Injury Prevention For Runners
Injury Prevention For Runners
Running is fantastic for fitness, calorie burn, fat loss, building stamina and resistance and for promoting a good mood. It’s free, aside from our running gear, and we don’t need any fancy equipment to pull on our trainers, get outside and put one foot in front of the other. Regular running is a great cardio addition to your OYG workouts too!
But running can also result in certain injuries that, if we’re not careful, can hamper our progress and even set us back from owning our goals. Common running injuries range from blisters (that can be SO painful!) to cuts and bruises if we fall, pulled muscles and sprained joints such as ankles and knees. Long distance running can lead to injuries such as runners knee, plantar fasciitis and iliotibial band syndrome.
So here’s our top tips on preventing injuries when we’re out running…
- First up, running isn't a race, and although we made light of it above by saying all we need to do is put one foot in front of the other, we do actually need to be prepared. Start off slowly, a fast walk is ideal if you’re completely new, building up to a slow jog, increasing your speed and distance over the weeks as you get more confident and increase your fitness level.
- Warming up is essential for preventing running injuries, whether we’re experienced or not.
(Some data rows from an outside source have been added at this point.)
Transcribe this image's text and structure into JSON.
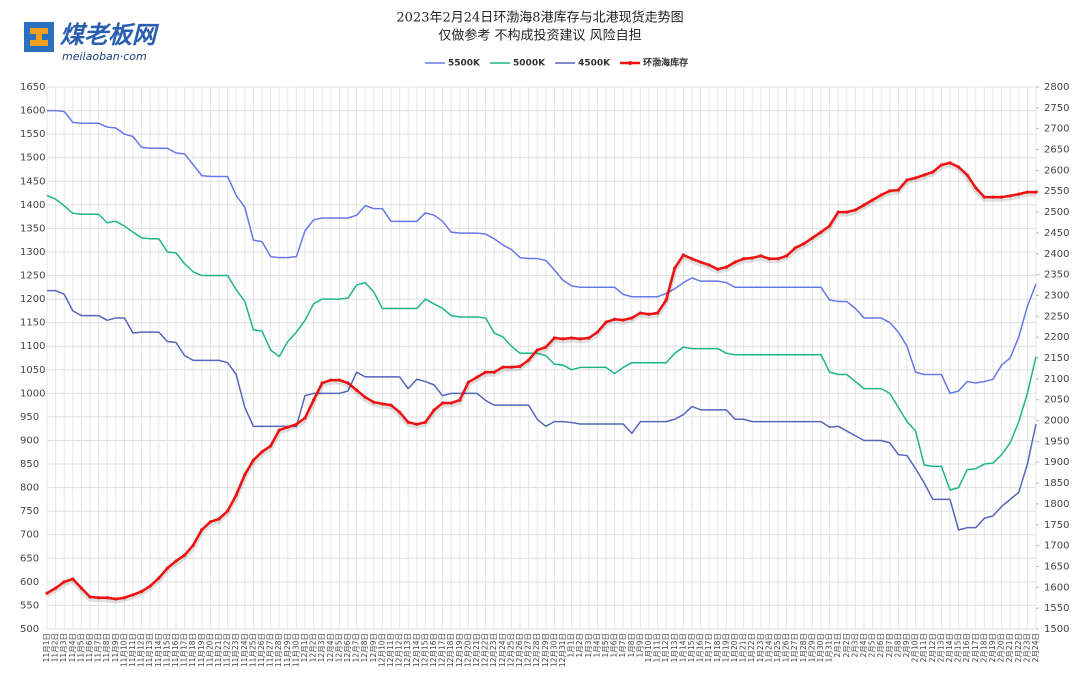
{
  "brand": {
    "name": "煤老板网",
    "domain": "meilaoban·com"
  },
  "chart_data": {
    "type": "line",
    "title": "2023年2月24日环渤海8港库存与北港现货走势图",
    "subtitle": "仅做参考 不构成投资建议 风险自担",
    "categories": [
      "11月1日",
      "11月2日",
      "11月3日",
      "11月4日",
      "11月5日",
      "11月6日",
      "11月7日",
      "11月8日",
      "11月9日",
      "11月10日",
      "11月11日",
      "11月12日",
      "11月13日",
      "11月14日",
      "11月15日",
      "11月16日",
      "11月17日",
      "11月18日",
      "11月19日",
      "11月20日",
      "11月21日",
      "11月22日",
      "11月23日",
      "11月24日",
      "11月25日",
      "11月26日",
      "11月27日",
      "11月28日",
      "11月29日",
      "11月30日",
      "12月1日",
      "12月2日",
      "12月3日",
      "12月4日",
      "12月5日",
      "12月6日",
      "12月7日",
      "12月8日",
      "12月9日",
      "12月10日",
      "12月11日",
      "12月12日",
      "12月13日",
      "12月14日",
      "12月15日",
      "12月16日",
      "12月17日",
      "12月18日",
      "12月19日",
      "12月20日",
      "12月21日",
      "12月22日",
      "12月23日",
      "12月24日",
      "12月25日",
      "12月26日",
      "12月27日",
      "12月28日",
      "12月29日",
      "12月30日",
      "12月31日",
      "1月1日",
      "1月2日",
      "1月3日",
      "1月4日",
      "1月5日",
      "1月6日",
      "1月7日",
      "1月8日",
      "1月9日",
      "1月10日",
      "1月11日",
      "1月12日",
      "1月13日",
      "1月14日",
      "1月15日",
      "1月16日",
      "1月17日",
      "1月18日",
      "1月19日",
      "1月20日",
      "1月21日",
      "1月22日",
      "1月23日",
      "1月24日",
      "1月25日",
      "1月26日",
      "1月27日",
      "1月28日",
      "1月29日",
      "1月30日",
      "1月31日",
      "2月1日",
      "2月2日",
      "2月3日",
      "2月4日",
      "2月5日",
      "2月6日",
      "2月7日",
      "2月8日",
      "2月9日",
      "2月10日",
      "2月11日",
      "2月12日",
      "2月13日",
      "2月14日",
      "2月15日",
      "2月16日",
      "2月17日",
      "2月18日",
      "2月19日",
      "2月20日",
      "2月21日",
      "2月22日",
      "2月23日",
      "2月24日"
    ],
    "series": [
      {
        "name": "5500K",
        "color": "#6678e8",
        "values": [
          1600,
          1600,
          1598,
          1575,
          1573,
          1573,
          1573,
          1565,
          1563,
          1550,
          1545,
          1522,
          1520,
          1520,
          1520,
          1510,
          1508,
          1485,
          1462,
          1460,
          1460,
          1460,
          1420,
          1395,
          1325,
          1322,
          1290,
          1288,
          1288,
          1290,
          1345,
          1368,
          1372,
          1372,
          1372,
          1372,
          1378,
          1398,
          1392,
          1392,
          1365,
          1365,
          1365,
          1365,
          1383,
          1378,
          1365,
          1342,
          1340,
          1340,
          1340,
          1338,
          1328,
          1315,
          1305,
          1288,
          1286,
          1286,
          1282,
          1262,
          1240,
          1228,
          1225,
          1225,
          1225,
          1225,
          1225,
          1210,
          1205,
          1205,
          1205,
          1205,
          1212,
          1222,
          1235,
          1245,
          1238,
          1238,
          1238,
          1235,
          1225,
          1225,
          1225,
          1225,
          1225,
          1225,
          1225,
          1225,
          1225,
          1225,
          1225,
          1198,
          1195,
          1195,
          1180,
          1160,
          1160,
          1160,
          1150,
          1130,
          1100,
          1045,
          1040,
          1040,
          1040,
          1000,
          1005,
          1025,
          1022,
          1025,
          1030,
          1060,
          1075,
          1120,
          1185,
          1232
        ]
      },
      {
        "name": "5000K",
        "color": "#1fb58a",
        "values": [
          1420,
          1412,
          1398,
          1382,
          1380,
          1380,
          1380,
          1362,
          1365,
          1355,
          1342,
          1330,
          1328,
          1328,
          1300,
          1298,
          1275,
          1258,
          1250,
          1250,
          1250,
          1250,
          1220,
          1195,
          1135,
          1132,
          1092,
          1078,
          1110,
          1130,
          1155,
          1190,
          1200,
          1200,
          1200,
          1202,
          1230,
          1235,
          1215,
          1180,
          1180,
          1180,
          1180,
          1180,
          1200,
          1190,
          1180,
          1165,
          1162,
          1162,
          1162,
          1160,
          1128,
          1120,
          1100,
          1085,
          1085,
          1085,
          1080,
          1062,
          1060,
          1050,
          1055,
          1055,
          1055,
          1055,
          1042,
          1055,
          1065,
          1065,
          1065,
          1065,
          1065,
          1085,
          1098,
          1095,
          1095,
          1095,
          1095,
          1085,
          1082,
          1082,
          1082,
          1082,
          1082,
          1082,
          1082,
          1082,
          1082,
          1082,
          1082,
          1045,
          1040,
          1040,
          1025,
          1010,
          1010,
          1010,
          1000,
          970,
          940,
          920,
          848,
          845,
          845,
          795,
          800,
          838,
          840,
          850,
          852,
          870,
          895,
          940,
          1000,
          1078
        ]
      },
      {
        "name": "4500K",
        "color": "#5566bb",
        "values": [
          1218,
          1218,
          1210,
          1175,
          1165,
          1165,
          1165,
          1155,
          1160,
          1160,
          1128,
          1130,
          1130,
          1130,
          1110,
          1108,
          1080,
          1070,
          1070,
          1070,
          1070,
          1065,
          1040,
          970,
          930,
          930,
          930,
          930,
          930,
          930,
          995,
          1000,
          1000,
          1000,
          1000,
          1005,
          1045,
          1035,
          1035,
          1035,
          1035,
          1035,
          1010,
          1030,
          1025,
          1018,
          995,
          1000,
          1000,
          1000,
          1000,
          985,
          975,
          975,
          975,
          975,
          975,
          945,
          930,
          940,
          940,
          938,
          935,
          935,
          935,
          935,
          935,
          935,
          915,
          940,
          940,
          940,
          940,
          945,
          955,
          972,
          965,
          965,
          965,
          965,
          945,
          945,
          940,
          940,
          940,
          940,
          940,
          940,
          940,
          940,
          940,
          928,
          930,
          920,
          910,
          900,
          900,
          900,
          895,
          870,
          868,
          840,
          810,
          775,
          775,
          775,
          710,
          715,
          715,
          735,
          740,
          760,
          775,
          790,
          850,
          935
        ]
      },
      {
        "name": "环渤海库存",
        "color": "#ee1111",
        "axis": "y2",
        "values": [
          1586,
          1598,
          1613,
          1620,
          1598,
          1577,
          1575,
          1575,
          1572,
          1575,
          1582,
          1590,
          1603,
          1622,
          1646,
          1663,
          1677,
          1701,
          1738,
          1757,
          1764,
          1783,
          1821,
          1870,
          1905,
          1925,
          1939,
          1977,
          1984,
          1991,
          2006,
          2049,
          2090,
          2097,
          2097,
          2090,
          2073,
          2056,
          2044,
          2040,
          2037,
          2020,
          1996,
          1991,
          1996,
          2025,
          2042,
          2042,
          2049,
          2092,
          2104,
          2116,
          2116,
          2128,
          2128,
          2130,
          2145,
          2169,
          2176,
          2198,
          2196,
          2198,
          2196,
          2198,
          2212,
          2236,
          2243,
          2241,
          2246,
          2258,
          2255,
          2258,
          2289,
          2366,
          2397,
          2388,
          2380,
          2373,
          2363,
          2368,
          2380,
          2388,
          2390,
          2395,
          2388,
          2388,
          2395,
          2414,
          2424,
          2438,
          2452,
          2467,
          2500,
          2500,
          2505,
          2517,
          2529,
          2541,
          2551,
          2553,
          2577,
          2582,
          2589,
          2596,
          2613,
          2618,
          2608,
          2589,
          2558,
          2536,
          2536,
          2536,
          2539,
          2543,
          2548,
          2548
        ]
      }
    ],
    "ylim": [
      500,
      1650
    ],
    "yticks": [
      500,
      550,
      600,
      650,
      700,
      750,
      800,
      850,
      900,
      950,
      1000,
      1050,
      1100,
      1150,
      1200,
      1250,
      1300,
      1350,
      1400,
      1450,
      1500,
      1550,
      1600,
      1650
    ],
    "y2lim": [
      1500,
      2800
    ],
    "y2ticks": [
      1500,
      1550,
      1600,
      1650,
      1700,
      1750,
      1800,
      1850,
      1900,
      1950,
      2000,
      2050,
      2100,
      2150,
      2200,
      2250,
      2300,
      2350,
      2400,
      2450,
      2500,
      2550,
      2600,
      2650,
      2700,
      2750,
      2800
    ],
    "grid": true,
    "legend": "top"
  }
}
Dedicate five minutes to stretching - warm muscles are less likely to suffer sprains and strains. Choose one of our warm up workouts to guide you. Then when you’re done, a quick five minute cool down session is also advisable to help prevent tight, overtrained muscles.
- Choose flat, even terrain if you're new to running, sticking to pavements where possible, before building up to grassy terrain and hills. Always keep your wits about you by being aware of traffic, pedestrians, dogs off their leads and obstacles, keep music to a low volume and always carry a phone that can help if you get lost or you do have an injury.
- Never push yourself too hard at the beginning, aim for circuits rather than running out too far from home and ideally run with a buddy for both motivation and help if you need it.
- The right shoes are essential, and are worth investing in to ensure they’re cushioning your joints and supporting your ankles from rolling over as well as being a good fit. Many sports shops offer a free gait analysis that will help you find the right shoes for your feet and running style.
- Running injuries can also include dehydration and sunburn - so ensure you take a bottle of water with you and you wear an SPF on exposed skin on hot days. A cap and sunglasses will also protect you from the sun. In cold or wet weather, make sure you also wear appropriate clothing, layers are great for peeling off and tying around your waist if you then get too warm.
- Finally, if you do suffer an injury or something simply doesn't feel right (‘negative’ pain that comes on suddenly or as a result of a trip, twist or stumble, as opposed to the ‘positive’ pain we feel when we know we’re working our muscles hard) then it’s important to stop straight away. Carrying on can make an injury worse, so rest is important. If you're concerned about something, then arrange to see your GP.
Run safe, and enjoy the freedom running gives you!